Police chiefs across the country believe their officers are not policing as aggressively as they have been in the past because they fear they could be the next officer to appear on a viral video and lose their job in the process.
The high ranking officers came to this conclusion on Wednesday, during a meeting of some of the top police officers and politicians in the country.
The soaring homicide rates across the country prompted the meeting, which was convened by U.S. Attorney General Loretta Lynch. The meeting concluded with a news conference that promised a strong response to tackle the high homicide rates.
Although the participants were told the meeting was closed to the media, the mayor of D.C. listed it as a public event, and a Washington Post reporter was able to observe three hours of the meeting.
Chuck Wexler, the head of the Police Executive Research Forum, tried to bring Lynch up to speed when she arrived at the meeting.
“Perhaps the most difficult to calibrate, but the most significant,” he said, “is this notion of a reduction in proactive policing,” Wexler said.
Some police chiefs and elected officials were more direct about the problem. Rahm Emanuel, the mayor of Chicago, told Lynch that “We have allowed our police department to get fetal, and it is having a direct consequence. They have pulled back from the ability to interdict … they don’t want to be a news story themselves, they don’t want their career ended early, and it’s having an impact.”
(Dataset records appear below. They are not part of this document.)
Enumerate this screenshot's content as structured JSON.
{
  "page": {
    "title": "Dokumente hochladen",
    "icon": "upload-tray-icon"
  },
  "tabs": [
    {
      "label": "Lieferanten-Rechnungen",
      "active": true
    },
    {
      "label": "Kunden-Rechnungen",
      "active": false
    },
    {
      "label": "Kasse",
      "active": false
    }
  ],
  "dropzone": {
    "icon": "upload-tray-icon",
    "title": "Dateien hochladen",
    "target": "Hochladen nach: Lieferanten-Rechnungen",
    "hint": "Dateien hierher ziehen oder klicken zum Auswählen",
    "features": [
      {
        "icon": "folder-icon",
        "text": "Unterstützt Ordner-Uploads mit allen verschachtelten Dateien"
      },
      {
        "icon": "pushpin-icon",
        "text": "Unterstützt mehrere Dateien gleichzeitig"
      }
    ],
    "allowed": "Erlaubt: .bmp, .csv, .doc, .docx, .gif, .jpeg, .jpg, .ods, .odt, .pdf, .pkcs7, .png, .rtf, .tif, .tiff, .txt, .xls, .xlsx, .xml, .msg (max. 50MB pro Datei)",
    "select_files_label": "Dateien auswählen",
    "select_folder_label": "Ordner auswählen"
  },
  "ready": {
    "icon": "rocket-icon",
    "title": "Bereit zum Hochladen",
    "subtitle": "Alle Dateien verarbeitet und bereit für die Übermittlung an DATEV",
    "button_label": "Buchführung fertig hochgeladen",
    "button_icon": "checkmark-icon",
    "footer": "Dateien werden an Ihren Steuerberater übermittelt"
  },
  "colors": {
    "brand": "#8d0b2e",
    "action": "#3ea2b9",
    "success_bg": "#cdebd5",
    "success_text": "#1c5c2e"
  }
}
Currently, there is no evidence that supports the claim that police officers are less aggressive when doing their job, and none of the officers and politicians at the meeting presented any examples of lackluster policing that contributed to any violent crime.
The people at the meeting spoke broadly about the changed atmosphere in their departments after the high-profile shootings that involved police officers over the past year.
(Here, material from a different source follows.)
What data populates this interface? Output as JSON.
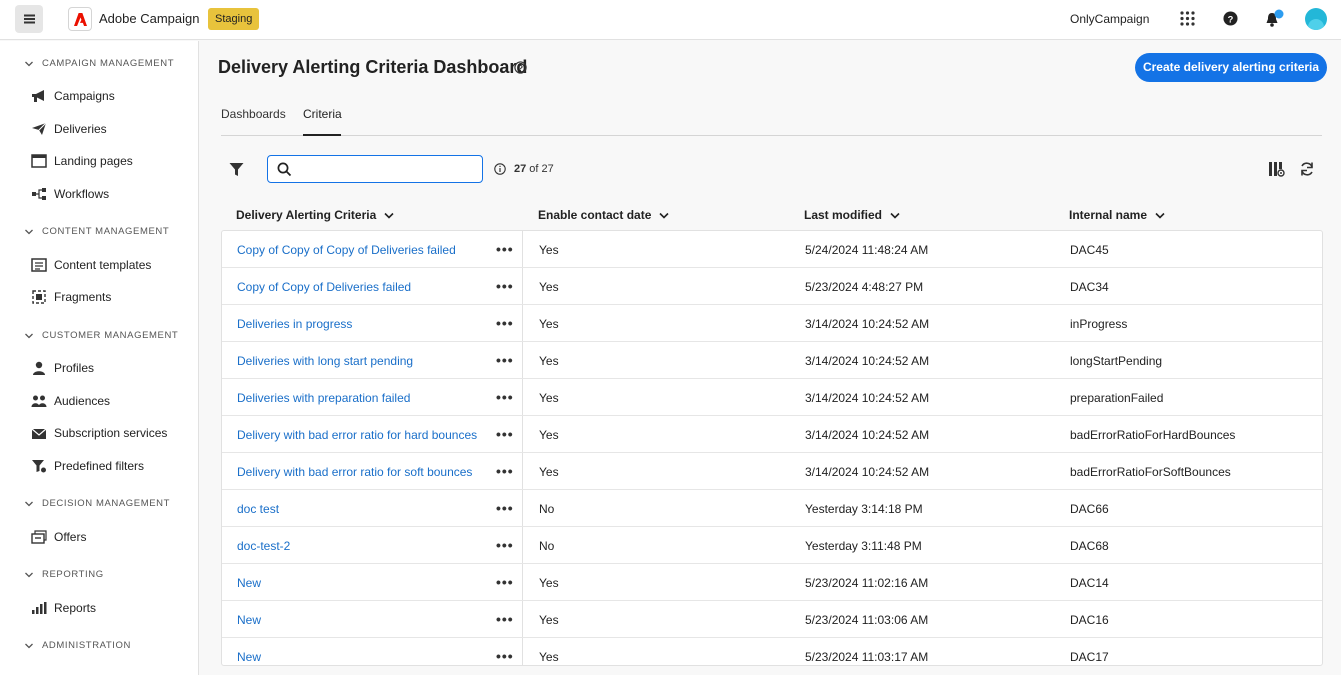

Some of the chiefs in attendance said while patrolmen still do their jobs and police their beats, they are less likely to confront groups loitering on the sidewalks late at night because they fear any altercation between them will be recorded and uploaded to the internet.
William Bratton, the New York City Police Commissioner, called it the “YouTube effect” that has plagued officers after the unarmed civilian deaths at the hands of police officers doing their jobs in Ferguson, Missouri and New York last year.